OLLY SMITH: Sake, brewed like beer but behaves like wine

Whatever your choice of sake, the range of flavours is almost as rich as its thousands of years of history

Tomorrow is Nihonshu no Hi, or World Sake Day, the Japanese rice booze that’s brewed a bit like beer yet behaves more like wine.

The first time I tasted sake was in Tokyo, sipping from a square wooden masu cup. These days, I enjoy my sake from a wine glass, to bring out its delicate aromas and flavours. In fact, many of the examples I’ve tipped this week are comparable to wine in their level of alcohol, and are stunning served between 5 and 10C. If you open a bottle, you don’t have to sip it all at once – most sake will keep for a week or two in the fridge.

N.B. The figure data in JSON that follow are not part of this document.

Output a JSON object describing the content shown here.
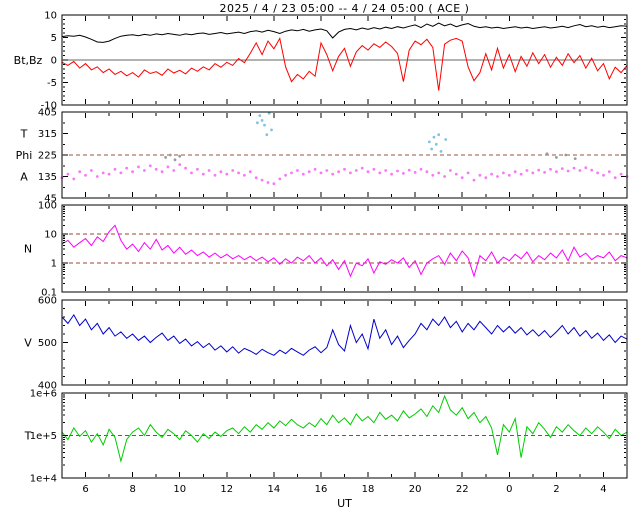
{
  "chart_data": {
    "type": "multi-panel-line",
    "title": "2025 / 4 / 23  05:00 -- 4 / 24  05:00 ( ACE )",
    "x_axis": {
      "label": "UT",
      "start": 5,
      "end": 29,
      "sample_step": 0.25,
      "minor_tick_step": 1,
      "major_tick_hours": [
        6,
        8,
        10,
        12,
        14,
        16,
        18,
        20,
        22,
        24,
        26,
        28
      ],
      "major_tick_labels": [
        "6",
        "8",
        "10",
        "12",
        "14",
        "16",
        "18",
        "20",
        "22",
        "0",
        "2",
        "4"
      ]
    },
    "panels": [
      {
        "name": "magnetic-field",
        "type": "line",
        "ylabel": "Bt,Bz",
        "ylim": [
          -10,
          10
        ],
        "yticks": [
          10,
          5,
          0,
          -5,
          -10
        ],
        "ytick_labels": [
          "10",
          "5",
          "0",
          "-5",
          "-10"
        ],
        "ytick_minor_step": 1,
        "log": false,
        "hlines": [
          {
            "y": 0,
            "style": "solid",
            "color": "#666666"
          }
        ],
        "series": [
          {
            "name": "Bt",
            "color": "#000000",
            "values": [
              5.2,
              5.4,
              5.3,
              5.5,
              5.1,
              4.6,
              4.0,
              3.9,
              4.2,
              4.8,
              5.3,
              5.5,
              5.6,
              5.4,
              5.7,
              5.5,
              5.8,
              5.6,
              5.9,
              5.7,
              5.5,
              5.8,
              5.6,
              5.9,
              6.0,
              5.7,
              5.9,
              6.1,
              5.8,
              6.0,
              6.2,
              5.9,
              6.3,
              6.5,
              6.2,
              6.6,
              6.3,
              5.9,
              6.4,
              6.7,
              6.5,
              6.8,
              6.4,
              6.7,
              6.9,
              6.5,
              4.9,
              6.2,
              6.8,
              7.0,
              6.7,
              7.1,
              6.8,
              7.2,
              6.9,
              7.3,
              7.0,
              7.4,
              7.1,
              7.5,
              7.8,
              7.2,
              8.0,
              7.5,
              8.2,
              7.6,
              8.0,
              7.4,
              7.8,
              8.1,
              7.5,
              7.2,
              7.4,
              7.1,
              7.3,
              7.0,
              7.2,
              7.4,
              7.1,
              7.3,
              7.0,
              7.2,
              7.4,
              7.1,
              7.3,
              7.5,
              7.2,
              7.6,
              7.9,
              7.4,
              7.6,
              7.3,
              7.5,
              7.2,
              7.4,
              7.6,
              7.5
            ]
          },
          {
            "name": "Bz",
            "color": "#ff0000",
            "values": [
              -0.5,
              -1.2,
              -0.3,
              -1.8,
              -0.8,
              -2.2,
              -1.5,
              -2.8,
              -2.0,
              -3.2,
              -2.5,
              -3.5,
              -2.8,
              -3.8,
              -2.2,
              -3.0,
              -2.6,
              -3.4,
              -2.0,
              -2.9,
              -2.3,
              -3.1,
              -1.8,
              -2.5,
              -1.5,
              -2.2,
              -0.8,
              -1.6,
              -0.5,
              -1.2,
              0.3,
              -0.6,
              1.5,
              3.8,
              1.2,
              4.2,
              2.5,
              4.8,
              -1.5,
              -4.8,
              -3.2,
              -4.2,
              -2.5,
              -3.6,
              3.8,
              1.2,
              -2.4,
              0.8,
              2.6,
              -1.4,
              1.8,
              3.2,
              2.2,
              3.6,
              2.8,
              4.0,
              3.0,
              1.5,
              -4.8,
              2.2,
              4.2,
              3.4,
              4.6,
              2.8,
              -6.8,
              3.5,
              4.4,
              4.8,
              4.2,
              -1.5,
              -4.6,
              -2.8,
              1.4,
              -2.2,
              2.6,
              -1.8,
              1.2,
              -2.6,
              0.8,
              -1.4,
              1.6,
              -0.8,
              1.2,
              -1.6,
              0.6,
              -1.2,
              1.4,
              -0.6,
              1.0,
              -1.8,
              0.4,
              -2.4,
              -0.8,
              -4.2,
              -1.6,
              -2.8,
              -1.2
            ]
          }
        ]
      },
      {
        "name": "phi-angle",
        "type": "scatter",
        "ylabels": [
          {
            "text": "T",
            "align_y": 315
          },
          {
            "text": "Phi",
            "align_y": 225
          },
          {
            "text": "A",
            "align_y": 135
          }
        ],
        "ylim": [
          45,
          405
        ],
        "yticks": [
          405,
          315,
          225,
          135,
          45
        ],
        "ytick_labels": [
          "405",
          "315",
          "225",
          "135",
          "45"
        ],
        "ytick_minor_step": 45,
        "log": false,
        "hlines": [
          {
            "y": 225,
            "style": "dashed",
            "color": "#99553f"
          }
        ],
        "series": [
          {
            "name": "Phi",
            "color": "#f878f8",
            "values": [
              130,
              145,
              125,
              155,
              140,
              160,
              135,
              150,
              145,
              165,
              150,
              170,
              155,
              175,
              160,
              180,
              165,
              155,
              175,
              160,
              185,
              170,
              150,
              165,
              145,
              160,
              140,
              155,
              145,
              160,
              150,
              140,
              155,
              130,
              120,
              110,
              105,
              125,
              140,
              150,
              160,
              145,
              155,
              165,
              150,
              160,
              145,
              155,
              165,
              150,
              160,
              170,
              155,
              165,
              150,
              160,
              145,
              158,
              148,
              162,
              152,
              165,
              155,
              140,
              150,
              135,
              160,
              145,
              130,
              150,
              120,
              140,
              130,
              145,
              135,
              150,
              140,
              155,
              145,
              160,
              150,
              162,
              152,
              165,
              155,
              168,
              158,
              170,
              160,
              172,
              162,
              150,
              140,
              155,
              130,
              145,
              135
            ]
          },
          {
            "name": "Phi-high",
            "color": "#7fc4e0",
            "x": [
              13.3,
              13.4,
              13.5,
              13.6,
              13.7,
              13.8,
              13.9,
              20.6,
              20.7,
              20.8,
              20.9,
              21.0,
              21.1,
              21.3
            ],
            "y": [
              360,
              390,
              370,
              350,
              310,
              400,
              330,
              280,
              250,
              300,
              270,
              310,
              240,
              290
            ]
          },
          {
            "name": "Phi-mid",
            "color": "#9a9a9a",
            "x": [
              9.4,
              9.6,
              9.8,
              10.0,
              25.6,
              26.0,
              26.4,
              26.8
            ],
            "y": [
              215,
              225,
              205,
              220,
              230,
              215,
              225,
              210
            ]
          }
        ]
      },
      {
        "name": "density",
        "type": "line",
        "ylabel": "N",
        "ylim": [
          0.1,
          100
        ],
        "yticks": [
          100,
          10,
          1,
          0.1
        ],
        "ytick_labels": [
          "100",
          "10",
          "1",
          "0.1"
        ],
        "log": true,
        "hlines": [
          {
            "y": 10,
            "style": "dashed",
            "color": "#994433"
          },
          {
            "y": 1,
            "style": "dashed",
            "color": "#994433"
          }
        ],
        "series": [
          {
            "name": "N",
            "color": "#ff00ff",
            "values": [
              4.5,
              6.0,
              3.5,
              5.0,
              7.0,
              4.0,
              8.0,
              5.5,
              12.0,
              20.0,
              6.0,
              3.0,
              4.5,
              2.5,
              5.0,
              3.0,
              6.5,
              2.8,
              4.0,
              2.2,
              3.5,
              2.0,
              2.8,
              1.8,
              2.4,
              1.6,
              2.2,
              1.5,
              2.0,
              1.4,
              1.8,
              1.3,
              1.7,
              1.2,
              1.6,
              1.1,
              1.5,
              0.9,
              1.4,
              1.0,
              1.6,
              1.2,
              1.8,
              1.0,
              1.5,
              0.8,
              1.3,
              0.6,
              1.2,
              0.35,
              1.0,
              0.8,
              1.4,
              0.45,
              1.1,
              0.9,
              1.3,
              1.0,
              1.5,
              0.7,
              1.2,
              0.4,
              1.0,
              1.4,
              1.8,
              0.9,
              2.2,
              1.2,
              2.6,
              1.5,
              0.35,
              1.8,
              1.2,
              2.4,
              1.0,
              1.6,
              1.2,
              2.0,
              1.4,
              2.4,
              1.1,
              1.8,
              1.3,
              2.2,
              1.5,
              2.8,
              1.2,
              3.5,
              1.6,
              2.2,
              1.3,
              1.8,
              1.5,
              2.4,
              1.2,
              1.8,
              1.5
            ]
          }
        ]
      },
      {
        "name": "velocity",
        "type": "line",
        "ylabel": "V",
        "ylim": [
          400,
          600
        ],
        "yticks": [
          600,
          500,
          400
        ],
        "ytick_labels": [
          "600",
          "500",
          "400"
        ],
        "ytick_minor_step": 20,
        "log": false,
        "hlines": [],
        "series": [
          {
            "name": "V",
            "color": "#0000cc",
            "values": [
              560,
              545,
              565,
              540,
              555,
              530,
              545,
              520,
              535,
              515,
              525,
              510,
              520,
              505,
              515,
              500,
              512,
              522,
              505,
              515,
              498,
              508,
              492,
              502,
              488,
              498,
              482,
              492,
              478,
              490,
              475,
              486,
              480,
              472,
              484,
              476,
              470,
              482,
              474,
              486,
              478,
              470,
              482,
              490,
              476,
              488,
              530,
              495,
              480,
              540,
              500,
              520,
              485,
              555,
              510,
              530,
              495,
              515,
              488,
              505,
              520,
              545,
              530,
              555,
              540,
              560,
              535,
              550,
              525,
              545,
              530,
              550,
              535,
              520,
              540,
              525,
              538,
              522,
              535,
              518,
              530,
              515,
              528,
              512,
              525,
              540,
              520,
              535,
              515,
              528,
              510,
              522,
              505,
              518,
              500,
              515,
              508
            ]
          }
        ]
      },
      {
        "name": "temperature",
        "type": "line",
        "ylabel": "T",
        "ylim": [
          10000,
          1000000
        ],
        "yticks": [
          1000000,
          100000,
          10000
        ],
        "ytick_labels": [
          "1e+6",
          "1e+5",
          "1e+4"
        ],
        "log": true,
        "hlines": [
          {
            "y": 100000,
            "style": "dashed",
            "color": "#994433"
          }
        ],
        "series": [
          {
            "name": "T",
            "color": "#00cc00",
            "values": [
              120000,
              80000,
              150000,
              95000,
              130000,
              70000,
              110000,
              60000,
              140000,
              90000,
              25000,
              80000,
              120000,
              150000,
              100000,
              180000,
              120000,
              90000,
              140000,
              110000,
              80000,
              130000,
              100000,
              70000,
              110000,
              85000,
              120000,
              95000,
              130000,
              150000,
              110000,
              160000,
              120000,
              180000,
              140000,
              200000,
              150000,
              220000,
              170000,
              240000,
              180000,
              150000,
              200000,
              160000,
              250000,
              180000,
              300000,
              200000,
              260000,
              180000,
              320000,
              220000,
              280000,
              200000,
              350000,
              240000,
              300000,
              220000,
              380000,
              260000,
              320000,
              420000,
              280000,
              500000,
              350000,
              850000,
              400000,
              300000,
              450000,
              250000,
              350000,
              200000,
              280000,
              150000,
              35000,
              180000,
              120000,
              250000,
              30000,
              160000,
              110000,
              200000,
              140000,
              90000,
              160000,
              120000,
              180000,
              130000,
              100000,
              150000,
              110000,
              160000,
              120000,
              85000,
              140000,
              100000,
              120000
            ]
          }
        ]
      }
    ]
  }
}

Sashimi and sushi fit hand in glove, but pour sake with pork chops, alongside ceviche, with melted cheese or mushrooms on toast and be amazed. And you don’t have to travel to Japan to get your hands on the good stuff. At a recent event with Sake Samurai, my top bottle of the night was Daiginjo Genshu Tenpyo Tosatsuru Sake, which you can find on Amazon for £48.95 (17.5%, 500ml). Many drinks shops stock sake, or hunt online via japancentre.com. Sake is even being made here in the UK. Kanpai Sake set up in 2016 by Tom and Lucy Wilson has a ‘nanobrewery’ in Peckham, and look out for the new Dojima Sake Brewery in Cambridgeshire.

Whether sparkling, cloudy, unpasteurised or pristine as a mountain brook, the range of flavours is almost as rich as its thousands of years of history.